Breaking Open to Life

Today my heart is breaking open. Again. It’s Sean’s 8th birthday, and he is not with me.

I’ve been thinking a lot about “breaking open” in recent years. What defined the wholeness before the break? Do we have to break? Do we remain “broken?” Can we actually heal and become whole again? And will we continue to break, or at the very least periodically crack, or can we find perpetual wholeness?

At this very time eight years ago, I was still “whole,” “intact.” I had just arrived at the hospital to birth someone new into the world. When I reflect on this now, the planned nature of the introduction strikes me as somewhat ironic. Just hours before I left for the hospital, I went for my morning run, and a neighbor boy, probably not more than 10 at the time, yelled out to me from his porch as I passed him, “Hey, Mrs. McGlinn! Aren’t you having a baby today?” I distinctly recall smiling back at him and answering, “Yes, yes I am.” I was to be induced, you see, due to my AMA–advanced maternal age. And so, in my routined and disciplined fashion, I decided to keep to my schedule and take my run. I had planned to then gather my packed bags and go have a baby.

And that’s what I did.

Only several hours later, Sean Albert Lindner McGlinn introduced himself properly. No longer was he an image on an ultrasound. He was, as Pinocchio claimed himself at the end of the story, “a real boy.” Although his birth was scheduled, this was the first unexpected revelation on my journey with this child. I admit, my deepest self knew he was going to be a boy, but apparently she didn’t share with the group. I had assumed Sean would be a girl, my third girl, and so I had absolutely nothing for him. No “boy” anything. I can still recall ordering clothes and decorations for his nursery from the hospital bed. There was a certain excitement about all this. Beneath it, however, I was asking myself, What am I going to do with a boy? I don’t know anything about boys.

The breaking open continued. My body had opened to realize new life, and when it did, a new energy had emerged in me as well. This brand new human had called forth a new spirit from inside me. I had been birthed again. I was being called to a renewal of myself–one that can only result from, yes, a breaking open, both physically and energetically.

For a long time now, I’ve asked myself, How do I manage the ever-changing conditions of a heart that is sometimes whole and full, and then responds to suffering and sadness by cracking and shrinking? The answer today is the same as ever. If the heart wants to, let it crack and shrink and ache. Let it do as it will. Accept the feeling. Sit with it. Allow it to be. Invite it to whisper it’s secrets or fears or worries. As the waves flow towards the shore, they also recede. This is the cyclic nature of energy, of the life cycle.

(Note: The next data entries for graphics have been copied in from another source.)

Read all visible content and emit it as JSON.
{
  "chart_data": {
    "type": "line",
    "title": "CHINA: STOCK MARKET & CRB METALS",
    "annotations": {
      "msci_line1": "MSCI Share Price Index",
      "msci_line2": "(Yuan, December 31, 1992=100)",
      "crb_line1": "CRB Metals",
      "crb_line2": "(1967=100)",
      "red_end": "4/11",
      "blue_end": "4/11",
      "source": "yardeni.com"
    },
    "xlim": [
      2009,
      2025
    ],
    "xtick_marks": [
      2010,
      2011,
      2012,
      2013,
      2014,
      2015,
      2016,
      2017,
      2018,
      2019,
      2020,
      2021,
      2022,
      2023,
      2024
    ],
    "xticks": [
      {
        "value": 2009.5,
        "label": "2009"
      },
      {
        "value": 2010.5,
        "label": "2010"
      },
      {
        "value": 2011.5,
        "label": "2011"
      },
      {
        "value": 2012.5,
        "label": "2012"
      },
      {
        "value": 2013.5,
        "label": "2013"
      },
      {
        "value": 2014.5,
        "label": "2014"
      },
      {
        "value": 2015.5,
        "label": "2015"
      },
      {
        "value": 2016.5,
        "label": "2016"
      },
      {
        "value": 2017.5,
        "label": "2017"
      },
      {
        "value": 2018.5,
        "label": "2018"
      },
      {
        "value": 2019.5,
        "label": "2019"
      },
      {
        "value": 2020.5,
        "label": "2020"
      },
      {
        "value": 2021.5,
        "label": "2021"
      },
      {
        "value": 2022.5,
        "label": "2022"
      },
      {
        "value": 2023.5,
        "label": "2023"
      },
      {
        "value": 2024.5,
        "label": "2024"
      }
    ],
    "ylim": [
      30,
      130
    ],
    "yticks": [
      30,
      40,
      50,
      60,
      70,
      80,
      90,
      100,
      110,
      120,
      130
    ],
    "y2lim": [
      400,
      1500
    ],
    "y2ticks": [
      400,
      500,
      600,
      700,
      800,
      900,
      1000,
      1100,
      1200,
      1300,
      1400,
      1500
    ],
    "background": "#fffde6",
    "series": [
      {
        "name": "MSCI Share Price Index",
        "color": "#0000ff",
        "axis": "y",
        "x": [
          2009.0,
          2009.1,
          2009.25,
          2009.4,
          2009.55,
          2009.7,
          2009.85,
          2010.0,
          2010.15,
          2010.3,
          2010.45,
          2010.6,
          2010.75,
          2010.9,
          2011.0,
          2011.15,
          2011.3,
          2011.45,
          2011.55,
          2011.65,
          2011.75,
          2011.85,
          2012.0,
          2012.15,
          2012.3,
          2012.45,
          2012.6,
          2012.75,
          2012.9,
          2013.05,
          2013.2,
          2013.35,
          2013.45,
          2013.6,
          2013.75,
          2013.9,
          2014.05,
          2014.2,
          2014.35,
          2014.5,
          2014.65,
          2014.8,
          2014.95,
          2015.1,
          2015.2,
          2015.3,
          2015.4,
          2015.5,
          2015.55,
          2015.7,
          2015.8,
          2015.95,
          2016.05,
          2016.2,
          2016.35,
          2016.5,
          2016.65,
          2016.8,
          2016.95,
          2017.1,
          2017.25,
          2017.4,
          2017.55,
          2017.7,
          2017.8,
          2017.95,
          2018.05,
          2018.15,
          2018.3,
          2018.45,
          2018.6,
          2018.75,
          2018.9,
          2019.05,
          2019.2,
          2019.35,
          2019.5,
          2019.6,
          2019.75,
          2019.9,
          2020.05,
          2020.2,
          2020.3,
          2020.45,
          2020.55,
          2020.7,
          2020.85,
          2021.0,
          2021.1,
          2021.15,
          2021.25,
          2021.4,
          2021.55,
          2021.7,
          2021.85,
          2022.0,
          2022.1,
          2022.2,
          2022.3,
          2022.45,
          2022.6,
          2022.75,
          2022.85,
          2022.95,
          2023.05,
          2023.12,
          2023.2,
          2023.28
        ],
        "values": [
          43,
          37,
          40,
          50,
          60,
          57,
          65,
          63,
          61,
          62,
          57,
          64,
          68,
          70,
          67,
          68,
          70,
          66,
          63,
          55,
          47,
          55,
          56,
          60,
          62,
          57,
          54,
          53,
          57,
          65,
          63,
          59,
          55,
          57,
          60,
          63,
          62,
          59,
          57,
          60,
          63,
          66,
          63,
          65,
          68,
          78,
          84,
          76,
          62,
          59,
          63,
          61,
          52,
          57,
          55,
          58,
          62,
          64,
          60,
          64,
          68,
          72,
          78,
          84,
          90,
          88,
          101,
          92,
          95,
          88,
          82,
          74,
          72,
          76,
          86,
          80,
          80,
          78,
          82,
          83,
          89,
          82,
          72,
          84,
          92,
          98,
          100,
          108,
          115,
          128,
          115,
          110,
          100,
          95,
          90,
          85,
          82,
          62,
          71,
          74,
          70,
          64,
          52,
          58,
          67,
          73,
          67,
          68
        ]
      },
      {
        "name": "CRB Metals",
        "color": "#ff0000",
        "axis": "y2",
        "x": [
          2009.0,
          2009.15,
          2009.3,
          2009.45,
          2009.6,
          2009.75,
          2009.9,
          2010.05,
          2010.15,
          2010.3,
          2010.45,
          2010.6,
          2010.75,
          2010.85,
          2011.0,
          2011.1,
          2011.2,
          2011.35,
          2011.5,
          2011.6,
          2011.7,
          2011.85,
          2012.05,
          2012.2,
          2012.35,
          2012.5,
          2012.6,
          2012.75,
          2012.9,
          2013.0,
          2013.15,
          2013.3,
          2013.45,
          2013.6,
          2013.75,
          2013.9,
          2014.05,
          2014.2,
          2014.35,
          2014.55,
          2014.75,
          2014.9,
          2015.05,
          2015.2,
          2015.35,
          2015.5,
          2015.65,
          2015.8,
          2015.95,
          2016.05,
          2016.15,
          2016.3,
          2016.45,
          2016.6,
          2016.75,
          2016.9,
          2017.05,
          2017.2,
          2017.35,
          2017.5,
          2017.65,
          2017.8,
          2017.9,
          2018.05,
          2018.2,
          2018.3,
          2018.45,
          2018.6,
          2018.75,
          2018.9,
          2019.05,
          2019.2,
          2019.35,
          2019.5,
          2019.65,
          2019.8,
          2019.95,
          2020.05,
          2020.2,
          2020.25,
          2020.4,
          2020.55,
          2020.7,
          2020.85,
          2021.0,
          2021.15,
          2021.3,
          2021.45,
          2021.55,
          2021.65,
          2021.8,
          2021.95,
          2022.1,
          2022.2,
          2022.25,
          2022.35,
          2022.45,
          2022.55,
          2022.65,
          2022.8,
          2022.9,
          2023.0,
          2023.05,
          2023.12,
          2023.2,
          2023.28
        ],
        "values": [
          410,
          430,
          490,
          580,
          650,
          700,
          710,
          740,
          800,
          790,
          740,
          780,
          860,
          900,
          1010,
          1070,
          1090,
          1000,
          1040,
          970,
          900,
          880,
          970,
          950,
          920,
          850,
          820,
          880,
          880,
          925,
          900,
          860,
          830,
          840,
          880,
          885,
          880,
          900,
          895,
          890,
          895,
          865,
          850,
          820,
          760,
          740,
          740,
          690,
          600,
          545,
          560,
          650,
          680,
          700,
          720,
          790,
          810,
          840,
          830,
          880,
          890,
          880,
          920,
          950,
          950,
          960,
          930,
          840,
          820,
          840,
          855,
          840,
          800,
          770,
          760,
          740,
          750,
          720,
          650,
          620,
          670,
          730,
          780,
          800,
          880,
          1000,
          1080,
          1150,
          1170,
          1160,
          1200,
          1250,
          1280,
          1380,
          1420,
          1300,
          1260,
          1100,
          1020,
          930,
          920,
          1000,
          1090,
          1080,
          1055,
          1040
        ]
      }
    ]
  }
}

And so back to the present and how I’m feeling today on Sean’s birthday without him. These past eight years have been full of sufferings and joys, retreats and renewals. I have witnessed and experienced the dissolution of a marriage; single parenthood; Sean’s walk through cancer. As I have traveled these life paths, I have come to know this for sure. Life doesn’t call us to ease and success or even happiness. These are all wonderful when they occur, and they do. They will. But the purpose of life is to live. It is to break open, expand, flourish, get quiet, retreat, and begin again. Over and over and over. This is evolution. This is growth. Nature reveals it everyday, in every new branch, every new bud, every new baby bird that breaks free from its shell, gains strength, and flies away from its nest.

Today my heart hurts, and the cracks are palpable. I long to tangibly hold my little boy, look in his eyes and tell him how proud I am of him and how much I love him. But that is not to be today. It is, though, this very suffering that at the same time invites greater conscious, spiritual strength, and evolution. Like the actual birth process, it is through pain, the breaking open, that new life, ready to live and thrive, comes into the world.

As I reflect on this, I am reminded of Kintsugi, the centuries-old Japanese art of repairing broken pottery. In this tradition, indeed an art form, rather than reassemble a broken vessel with an invisible adhesive, the pieces are joined with a gold-, silver-, or platinum-dusted lacquer. The result is a vessel, which, with its visible, organic, non-linear “flaws,” appears even more beautiful, valuable, and stronger than it was in its “whole” unblemished form.

As I sit with these feelings today, as I share them with you, I will continue to reflect on how my breaking open and healing assist my evolution. I will witness my own sadnesses and joys and choose contemplation and compassion over sustained depression and self-criticism. I will remain committed to living this life with all its whole-hearted happiness and cracks of disappointments. Because in the end, the point is not to live unscathed, but rather, to remain open to elevation and meaning.

Is it possible to live in a state of perpetual wholeness? No and yes. Broken hearts are inevitable, but even when we experience them, we can also choose to remain open to love and goodness and compassion. And as they flood into the broken places, like the glimmering elements of Kintsugi, they fill the cracks, soon to make us whole and vibrant and full of life once again.